His rags to riches story is the stuff of legend, while his personal life could well be the script of an ancient Greek tragedy. One of modern Greece’s most famous sons, shipping tycoon Aristotle Onassis built a vast empire over four decades with sheer determination, audacity and cunning entrepreneurial spirit.

He died bitter and lonely in 1975, a shadow of the man who claimed to rule the world, two years after his only son, Alexander, was killed in a mysterious plane crash, an Athens exhibition on the centenary of his birth shows.

A Greek refugee from the prosperous Ottoman city of Smyrna who made his first millions in Argentina in the 1920s, Onassis’s near-mythical life is depicted in hundreds of personal items, private photographs and paintings exhibited at the Benaki Museum.

His great wealth, his passionate affair with soprano Maria Callas, and his 1968 wedding to the widow of assassinated US president John F. Kennedy, all point to the strong-minded, and sometimes even ruthless, character of the most celebrated of Greek shipping magnates.

“He had an unparalleled determination. I would say he had an audacity no one else had,” exhibition curator Sofia Handaka said. “Onassis was a visionary who could see further into the future than any of his peers and that is reflected in his entrepreneurial success.”

The exhibition, which opened on Thursday, is staged by the Alexander Onassis Foundation, which the tycoon set up to keep his son’s name alive after he died in 1973.

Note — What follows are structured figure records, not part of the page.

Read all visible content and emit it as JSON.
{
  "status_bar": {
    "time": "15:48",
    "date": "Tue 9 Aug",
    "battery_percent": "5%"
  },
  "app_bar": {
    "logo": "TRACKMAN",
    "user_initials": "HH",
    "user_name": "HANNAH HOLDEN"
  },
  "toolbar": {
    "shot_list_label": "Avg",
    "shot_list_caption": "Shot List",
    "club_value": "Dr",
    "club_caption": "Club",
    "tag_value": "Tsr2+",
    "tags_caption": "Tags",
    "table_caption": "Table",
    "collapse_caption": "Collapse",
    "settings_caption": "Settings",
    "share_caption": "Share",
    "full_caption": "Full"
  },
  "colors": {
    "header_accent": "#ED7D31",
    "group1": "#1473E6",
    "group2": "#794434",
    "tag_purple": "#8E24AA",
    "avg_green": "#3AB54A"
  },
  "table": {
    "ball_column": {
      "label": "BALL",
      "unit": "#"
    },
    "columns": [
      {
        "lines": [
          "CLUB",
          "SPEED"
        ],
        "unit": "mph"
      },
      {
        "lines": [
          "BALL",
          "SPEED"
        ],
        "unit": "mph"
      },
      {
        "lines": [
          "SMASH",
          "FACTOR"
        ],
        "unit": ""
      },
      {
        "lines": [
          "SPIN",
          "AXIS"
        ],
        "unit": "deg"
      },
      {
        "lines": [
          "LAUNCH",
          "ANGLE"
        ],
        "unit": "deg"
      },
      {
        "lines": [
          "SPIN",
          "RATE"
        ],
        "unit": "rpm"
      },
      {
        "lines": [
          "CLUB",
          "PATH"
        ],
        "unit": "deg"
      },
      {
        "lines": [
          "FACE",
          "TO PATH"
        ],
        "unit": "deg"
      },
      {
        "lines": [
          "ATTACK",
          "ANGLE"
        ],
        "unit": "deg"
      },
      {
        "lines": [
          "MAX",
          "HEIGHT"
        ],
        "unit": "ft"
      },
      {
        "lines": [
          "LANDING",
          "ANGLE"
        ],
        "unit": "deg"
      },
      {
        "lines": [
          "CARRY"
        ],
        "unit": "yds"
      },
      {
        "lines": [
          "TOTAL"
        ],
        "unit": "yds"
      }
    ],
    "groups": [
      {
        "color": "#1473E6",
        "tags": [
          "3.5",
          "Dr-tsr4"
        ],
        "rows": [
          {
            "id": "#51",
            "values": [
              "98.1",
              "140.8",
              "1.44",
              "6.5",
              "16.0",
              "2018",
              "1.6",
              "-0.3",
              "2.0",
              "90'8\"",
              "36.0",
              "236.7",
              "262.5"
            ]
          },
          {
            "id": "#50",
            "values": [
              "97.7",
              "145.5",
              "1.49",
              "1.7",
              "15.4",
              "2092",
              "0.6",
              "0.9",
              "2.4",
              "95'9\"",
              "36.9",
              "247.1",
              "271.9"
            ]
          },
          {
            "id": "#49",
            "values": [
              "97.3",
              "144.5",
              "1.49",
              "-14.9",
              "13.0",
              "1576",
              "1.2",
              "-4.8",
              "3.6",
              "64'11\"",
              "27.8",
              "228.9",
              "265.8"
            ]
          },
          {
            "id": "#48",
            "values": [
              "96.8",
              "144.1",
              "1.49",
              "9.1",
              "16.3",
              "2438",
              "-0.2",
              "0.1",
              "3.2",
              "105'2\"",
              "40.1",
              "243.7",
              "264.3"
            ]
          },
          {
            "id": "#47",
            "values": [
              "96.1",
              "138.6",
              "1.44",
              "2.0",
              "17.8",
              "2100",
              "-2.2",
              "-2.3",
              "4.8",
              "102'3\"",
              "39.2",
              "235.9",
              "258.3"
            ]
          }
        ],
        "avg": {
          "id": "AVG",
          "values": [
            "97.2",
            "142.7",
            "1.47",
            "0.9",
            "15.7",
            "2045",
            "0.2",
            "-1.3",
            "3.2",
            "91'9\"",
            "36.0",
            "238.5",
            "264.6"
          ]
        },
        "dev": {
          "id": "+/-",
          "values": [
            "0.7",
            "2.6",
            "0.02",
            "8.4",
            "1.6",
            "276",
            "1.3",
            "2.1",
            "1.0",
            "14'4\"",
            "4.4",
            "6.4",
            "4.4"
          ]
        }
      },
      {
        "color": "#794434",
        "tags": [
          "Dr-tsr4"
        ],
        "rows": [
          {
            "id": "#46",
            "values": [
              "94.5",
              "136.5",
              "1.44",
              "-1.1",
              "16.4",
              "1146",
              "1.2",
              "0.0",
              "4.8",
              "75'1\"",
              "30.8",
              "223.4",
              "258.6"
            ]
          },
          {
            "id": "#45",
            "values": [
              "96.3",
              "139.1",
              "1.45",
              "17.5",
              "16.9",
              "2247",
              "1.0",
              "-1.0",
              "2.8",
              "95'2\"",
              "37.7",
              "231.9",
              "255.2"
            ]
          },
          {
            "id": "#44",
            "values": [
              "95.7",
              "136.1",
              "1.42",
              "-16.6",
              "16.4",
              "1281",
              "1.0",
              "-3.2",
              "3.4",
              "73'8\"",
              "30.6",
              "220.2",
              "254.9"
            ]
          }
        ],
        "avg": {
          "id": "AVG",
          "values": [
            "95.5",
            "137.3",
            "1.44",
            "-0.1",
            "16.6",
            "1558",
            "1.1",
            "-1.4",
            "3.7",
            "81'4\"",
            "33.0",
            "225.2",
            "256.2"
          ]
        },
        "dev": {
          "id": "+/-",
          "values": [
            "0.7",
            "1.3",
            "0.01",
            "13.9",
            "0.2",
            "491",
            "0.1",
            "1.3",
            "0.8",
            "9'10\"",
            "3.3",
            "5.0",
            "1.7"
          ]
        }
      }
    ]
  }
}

“Onassis essentially died the day Alexander died,” Handaka said. “Whatever he had built until then meant nothing to him after this event.”

That included a fleet of oil tankers, the Olympic Airways carrier, a long list of prime real-estate from New York to Paris, a private Greek island and the most luxurious private yacht at the time named after his daughter Christina. It was on that yacht that he lavishly entertained the world’s rich and famous in the 1950s and 60s.

Rare pictures include British Prime Minister Winston Churchill casually chatting with Yugoslav leader Josip Broz Tito at the height of the Cold War on board the Christina.
 
“He must have been a real charmer, a man with a very special aura and talents,” said an elderly exhibition visitor. “But while everything about him is mythical, you feel that real happiness always eluded him.”

Handaka said the exhibits, from an array of ship models built by 18th century French prisoners in England used to decorate the corridors of the Christina, to the extravagant menu of his first dinner with Callas, aimed at presenting his multi-faceted character.

Several hunting guns and cigarette lighters in the shape of whaling canons speak of an aggressive, possessive man. The blood-stained handkerchief of his son the day he died tells more about what he lost in life than what he gained.

His only other child, Christina, who saw her father, brother and mother die in a period of just 24 months, passed away in Argentina in 1988, survived by her daughter Athina.

“He was a global ambassador for Greece and he carried his Greekness with him,” Handaka said. “In a single word, the man was unique.”